His tactic in the debates with McCain seemed to be 'do no harm, pass the "look presidential" test'.
He was very reserved, hardly went for the jugular, but always calm and collected, leading many media pundits to consistently remark positively about how he seems completely calculated and informed on the subjects. He appeared very even handed and respectful in his approach to McCain. At the end puntis would say things like "if anyone was expecting the polling landscape to radically change with a debate, this debate was certainly not the one that will do it for McCain." McCain didn't do awful, relatively speaking, but since the expectations game was a certain way, Obama made the right moves for the right time.

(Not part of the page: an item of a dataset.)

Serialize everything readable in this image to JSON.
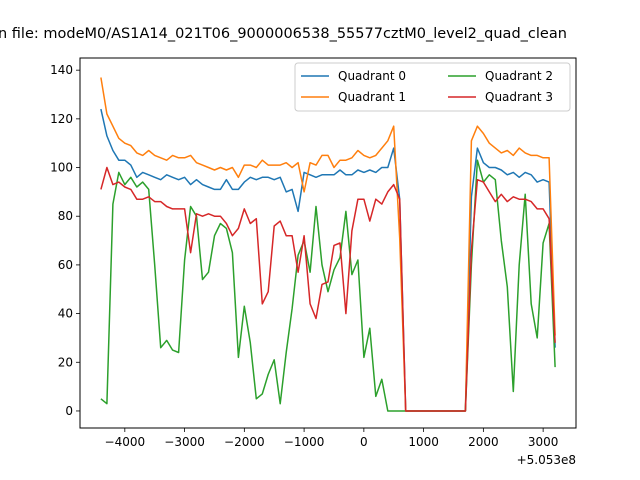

The goal during that year was to seem even-tempered and like he knew his stuff, since the "inexperienced" thing was the main attack if we ignore Palin's 'friends with terrorist' attack stuff. And he did it.

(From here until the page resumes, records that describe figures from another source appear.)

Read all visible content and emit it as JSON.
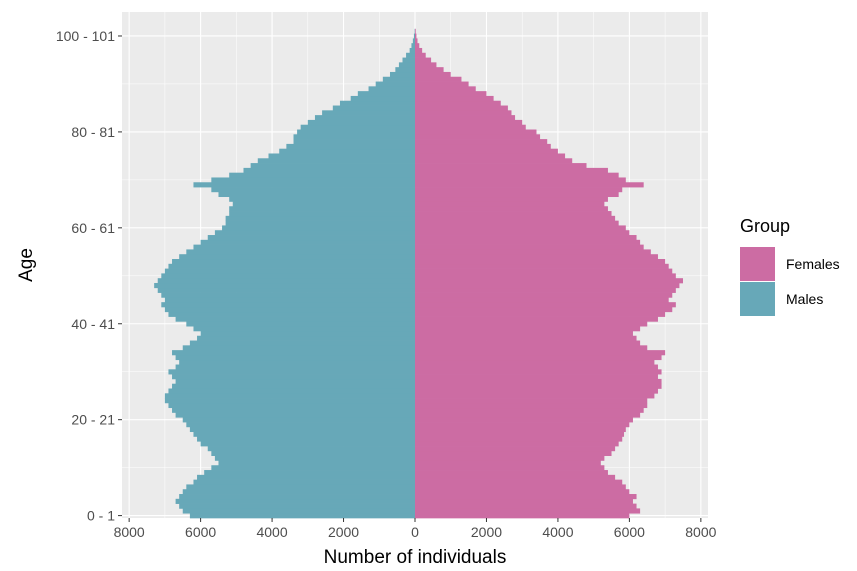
{
  "chart_data": {
    "type": "bar",
    "orientation": "horizontal",
    "xlabel": "Number of individuals",
    "ylabel": "Age",
    "xlim": [
      -8200,
      8200
    ],
    "xticks": [
      -8000,
      -6000,
      -4000,
      -2000,
      0,
      2000,
      4000,
      6000,
      8000
    ],
    "xtick_labels": [
      "8000",
      "6000",
      "4000",
      "2000",
      "0",
      "2000",
      "4000",
      "6000",
      "8000"
    ],
    "yticks": [
      {
        "age": 0,
        "label": "0 - 1"
      },
      {
        "age": 20,
        "label": "20 - 21"
      },
      {
        "age": 40,
        "label": "40 - 41"
      },
      {
        "age": 60,
        "label": "60 - 61"
      },
      {
        "age": 80,
        "label": "80 - 81"
      },
      {
        "age": 100,
        "label": "100 - 101"
      }
    ],
    "ages_start": 0,
    "grid": true,
    "legend": {
      "title": "Group",
      "position": "right",
      "entries": [
        {
          "name": "Females",
          "color": "#CC6CA3"
        },
        {
          "name": "Males",
          "color": "#67A8B8"
        }
      ]
    },
    "series": [
      {
        "name": "Females",
        "color": "#CC6CA3",
        "values": [
          6000,
          6300,
          6200,
          6100,
          6200,
          6000,
          5900,
          5800,
          5600,
          5400,
          5300,
          5200,
          5300,
          5500,
          5600,
          5700,
          5800,
          5850,
          5900,
          6000,
          6100,
          6300,
          6400,
          6500,
          6500,
          6700,
          6800,
          6900,
          6900,
          6800,
          6900,
          6800,
          6700,
          6900,
          7000,
          6500,
          6300,
          6200,
          6100,
          6300,
          6500,
          6800,
          7000,
          7200,
          7300,
          7100,
          7200,
          7300,
          7400,
          7500,
          7300,
          7200,
          7100,
          7000,
          6800,
          6600,
          6400,
          6300,
          6200,
          6000,
          5900,
          5700,
          5600,
          5500,
          5400,
          5300,
          5400,
          5700,
          5800,
          6400,
          5900,
          5700,
          5400,
          4800,
          4400,
          4200,
          4000,
          3800,
          3700,
          3500,
          3400,
          3100,
          3000,
          2800,
          2700,
          2600,
          2400,
          2200,
          2000,
          1700,
          1500,
          1300,
          1000,
          800,
          600,
          450,
          300,
          200,
          120,
          70,
          40,
          20
        ]
      },
      {
        "name": "Males",
        "color": "#67A8B8",
        "values": [
          6300,
          6500,
          6600,
          6700,
          6600,
          6500,
          6400,
          6200,
          6100,
          5900,
          5700,
          5500,
          5600,
          5700,
          5800,
          6000,
          6100,
          6200,
          6300,
          6400,
          6500,
          6700,
          6800,
          6900,
          7000,
          7000,
          6900,
          6800,
          6700,
          6800,
          6900,
          6700,
          6600,
          6700,
          6800,
          6500,
          6300,
          6100,
          6000,
          6200,
          6400,
          6700,
          6900,
          7000,
          7100,
          7000,
          7100,
          7200,
          7300,
          7200,
          7100,
          7000,
          6900,
          6800,
          6600,
          6400,
          6200,
          6000,
          5800,
          5600,
          5400,
          5300,
          5300,
          5200,
          5200,
          5100,
          5200,
          5500,
          5700,
          6200,
          5700,
          5200,
          4800,
          4600,
          4400,
          4100,
          3800,
          3600,
          3400,
          3400,
          3300,
          3200,
          3000,
          2800,
          2600,
          2300,
          2100,
          1800,
          1600,
          1300,
          1100,
          900,
          700,
          550,
          450,
          350,
          250,
          150,
          100,
          60,
          30,
          10
        ]
      }
    ]
  }
}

I suspect this year, the viciousness of Obama's attacks are going to be far less passive aggressive. He doesn't like Mitt Romney in the least, it has been widely reported, and there is so many ripe low hanging fruit to pick from that the harvest can pretty much be nothing but bountiful for an even half-on-his-game Obama.
And considering that the second debate is a townhall, and how Romney suffers painfully even when he's alone on stage during such a format, and Obama has always been a natural crowd worker, it's going to be a brutalizing.